UN Chief Asks China to Help Ease Nuclear Impasse in North Korea

China may decide it needs US trade more than ties to Pyongyang

UN Secretary-General Boutros Boutros-Ghali arrived in China yesterday to pressure Beijing to broker an end to the standoff over North Korea's alleged nuclear-weapons program.

In a meeting with the secretary-general, Chinese Premier Li Peng said he opposed using sanctions to force North Korea to accept inspections of its nuclear sites, preferring dialogue instead.

Western analysts, who consider China the key to North Korea's economic future, suggest Beijing could be persuaded to intervene and help strike a compromise in the stalemate over inspections of North Korea's nuclear sites in exchange for a softer American tone when Washington debates renewing Chinese trading privileges in June.

Mr. Boutros-Ghali's visit to Beijing follows a stop last week in North Korea where both sides described talks as ``warm and cordial.'' The Pyongyang regime, however, said that UN mediation of US-North Korean talks, offered by the secretary-general, was not needed, according to North Korea's official Korea Central News Agency.

Instead, North Korean negotiators criticized the UN as a belligerent participant in the truce that ended the 1950-53 war on the Korean peninsula, UN sources said.

North Korean President Kim Il Sung told the secretary-general that ``positive signs'' already were appearing in the talks over allowing inspections to military-related nuclear facilities. Western diplomats suggest that Pyongyang may be easing its resistance to opening all nuclear sites to UN review.
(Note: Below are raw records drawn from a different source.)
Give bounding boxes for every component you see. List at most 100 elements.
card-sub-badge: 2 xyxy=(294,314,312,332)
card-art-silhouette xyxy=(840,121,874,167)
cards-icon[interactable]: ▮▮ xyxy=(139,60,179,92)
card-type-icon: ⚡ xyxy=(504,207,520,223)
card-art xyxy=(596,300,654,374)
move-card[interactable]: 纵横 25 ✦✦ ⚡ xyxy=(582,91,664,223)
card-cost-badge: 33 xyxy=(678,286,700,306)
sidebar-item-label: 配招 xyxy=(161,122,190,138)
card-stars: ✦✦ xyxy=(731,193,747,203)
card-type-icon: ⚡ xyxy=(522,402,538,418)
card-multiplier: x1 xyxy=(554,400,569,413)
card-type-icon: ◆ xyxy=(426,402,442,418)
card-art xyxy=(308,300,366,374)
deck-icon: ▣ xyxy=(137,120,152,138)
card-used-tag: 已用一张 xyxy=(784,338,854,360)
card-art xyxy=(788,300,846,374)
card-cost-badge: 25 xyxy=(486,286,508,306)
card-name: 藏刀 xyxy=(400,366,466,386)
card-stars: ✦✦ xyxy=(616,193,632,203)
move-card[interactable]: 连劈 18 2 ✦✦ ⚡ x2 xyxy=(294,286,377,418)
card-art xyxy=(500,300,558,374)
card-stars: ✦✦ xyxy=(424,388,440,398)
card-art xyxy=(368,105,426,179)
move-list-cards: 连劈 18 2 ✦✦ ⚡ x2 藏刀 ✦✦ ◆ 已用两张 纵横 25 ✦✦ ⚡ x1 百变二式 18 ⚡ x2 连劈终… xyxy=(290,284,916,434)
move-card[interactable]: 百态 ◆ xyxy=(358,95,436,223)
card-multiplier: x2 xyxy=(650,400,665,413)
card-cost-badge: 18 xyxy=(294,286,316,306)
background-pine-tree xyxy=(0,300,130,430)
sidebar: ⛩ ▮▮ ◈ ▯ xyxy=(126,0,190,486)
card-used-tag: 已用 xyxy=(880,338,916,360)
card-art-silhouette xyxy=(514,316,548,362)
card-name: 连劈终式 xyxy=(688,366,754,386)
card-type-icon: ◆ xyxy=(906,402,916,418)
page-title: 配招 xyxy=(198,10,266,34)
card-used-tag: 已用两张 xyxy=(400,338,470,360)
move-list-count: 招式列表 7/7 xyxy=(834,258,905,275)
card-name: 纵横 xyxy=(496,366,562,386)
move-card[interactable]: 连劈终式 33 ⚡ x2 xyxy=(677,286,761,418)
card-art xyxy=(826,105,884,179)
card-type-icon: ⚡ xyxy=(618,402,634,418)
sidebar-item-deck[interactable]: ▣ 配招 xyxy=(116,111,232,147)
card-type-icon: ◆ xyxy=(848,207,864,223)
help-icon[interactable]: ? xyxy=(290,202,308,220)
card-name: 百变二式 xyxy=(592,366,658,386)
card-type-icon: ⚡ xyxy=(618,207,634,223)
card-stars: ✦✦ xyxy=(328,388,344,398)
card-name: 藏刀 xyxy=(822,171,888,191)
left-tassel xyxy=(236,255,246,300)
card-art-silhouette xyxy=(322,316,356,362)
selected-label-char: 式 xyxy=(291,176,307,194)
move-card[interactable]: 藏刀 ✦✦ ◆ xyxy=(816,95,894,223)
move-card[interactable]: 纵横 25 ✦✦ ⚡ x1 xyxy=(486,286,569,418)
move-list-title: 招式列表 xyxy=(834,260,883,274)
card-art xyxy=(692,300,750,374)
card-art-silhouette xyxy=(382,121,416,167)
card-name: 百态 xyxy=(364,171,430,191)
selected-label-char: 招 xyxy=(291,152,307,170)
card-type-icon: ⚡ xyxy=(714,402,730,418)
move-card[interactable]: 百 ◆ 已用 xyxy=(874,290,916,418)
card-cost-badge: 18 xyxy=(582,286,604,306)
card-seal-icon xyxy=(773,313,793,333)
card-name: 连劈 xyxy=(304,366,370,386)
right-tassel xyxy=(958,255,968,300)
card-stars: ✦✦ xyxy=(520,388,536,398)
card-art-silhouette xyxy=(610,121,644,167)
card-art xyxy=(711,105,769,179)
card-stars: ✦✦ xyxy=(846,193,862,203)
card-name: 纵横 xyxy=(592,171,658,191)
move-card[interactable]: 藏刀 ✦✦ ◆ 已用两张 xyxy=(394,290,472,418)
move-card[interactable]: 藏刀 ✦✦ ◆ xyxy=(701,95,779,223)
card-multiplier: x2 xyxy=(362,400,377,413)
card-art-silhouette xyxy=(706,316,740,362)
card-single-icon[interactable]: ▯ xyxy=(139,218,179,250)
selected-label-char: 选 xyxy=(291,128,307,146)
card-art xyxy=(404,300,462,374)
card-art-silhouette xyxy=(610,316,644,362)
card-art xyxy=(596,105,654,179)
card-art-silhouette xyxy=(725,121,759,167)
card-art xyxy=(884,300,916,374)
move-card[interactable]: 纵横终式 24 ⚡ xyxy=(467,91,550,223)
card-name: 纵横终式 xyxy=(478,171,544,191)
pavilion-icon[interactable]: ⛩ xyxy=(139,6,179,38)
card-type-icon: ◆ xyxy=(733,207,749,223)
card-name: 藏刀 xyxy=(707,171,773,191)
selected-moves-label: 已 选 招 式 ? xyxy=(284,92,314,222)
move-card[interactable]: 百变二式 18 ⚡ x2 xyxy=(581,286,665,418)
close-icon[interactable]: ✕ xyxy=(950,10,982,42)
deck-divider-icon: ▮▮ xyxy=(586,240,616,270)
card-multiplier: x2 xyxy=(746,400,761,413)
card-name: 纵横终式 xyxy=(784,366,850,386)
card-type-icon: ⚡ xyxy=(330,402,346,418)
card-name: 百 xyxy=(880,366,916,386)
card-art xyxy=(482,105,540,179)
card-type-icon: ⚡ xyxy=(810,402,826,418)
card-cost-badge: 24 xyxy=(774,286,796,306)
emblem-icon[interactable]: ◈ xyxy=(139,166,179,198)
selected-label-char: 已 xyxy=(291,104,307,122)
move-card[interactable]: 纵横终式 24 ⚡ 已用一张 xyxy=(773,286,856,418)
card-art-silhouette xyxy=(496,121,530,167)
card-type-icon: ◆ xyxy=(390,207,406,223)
Last March, North Korea announced that it was withdrawing from the Nuclear Non-Proliferation Treaty because it refused the International Atomic Energy Agency (IAEA) access to two sites suspected of being nuclear material processing facilities. The United States has been pushing the UN to impose sanctions on North Korea's devastated economy to force compliance with IAEA demands.

The Korean news agency quoted Boutros-Ghali as urging that the nuclear issue, as well as the reunification of North and South Korea, be resolved through negotiations. China, North Korea's longtime ally, has been pushing countries on the UN Security Council to ease their confrontation with Pyongyang. Beijing has hinted it would veto a UN resolution imposing a trade embargo on the country.

Last month, when the UN General Assembly passed a resolution urging North Korea to ``cooperate fully'' with the IAEA, China abstained, signaling support for its prot, which has in the past acted as an intermediary in China's arms export trade.

Western diplomats say the issue of trade sanctions poses a major dilemma for Chinese foreign policy. Beijing is worried about being seen as abandoning North Korea which, like China, is one of the few remaining Communist regimes.

But China also does not want to take on the other four permanent members of the Security Council by opposing a sanctions vote. Such a stance would tarnish its hard-won international recognition since the days of isolation following the 1989 suppression of pro-democracy protests.

Vetoing an embargo would also put at risk Beijing's market-style economic development and endanger improved relations with Japan, South Korea, and Taiwan, which might consider expanding their own nuclear programs if North Korea crossed the nuclear weapons threshold.

``China could be forced into taking a stance it has struggled for months to avoid,'' says a Western diplomat in Beijing.

Some Western analysts suggest the crisis could end with a compromise involving China's most-favored-nation trade status. Last June, President Clinton agreed to extend China's trading privileges on the condition that it improves its policies on human rights and arms control and openness in investment and trade.

By certifying that China has made progress in resolving these US concerns, Mr. Clinton might win Chinese acquiescence in not vetoing a UN embargo imposed on North Korea. That stance would signal an about-face for Beijing, which for years has kept the struggling North Korean economy afloat with oil exports and food. Since normalizing ties with South Korea last year, China has phased down its economic role in sustaining Pyongyang.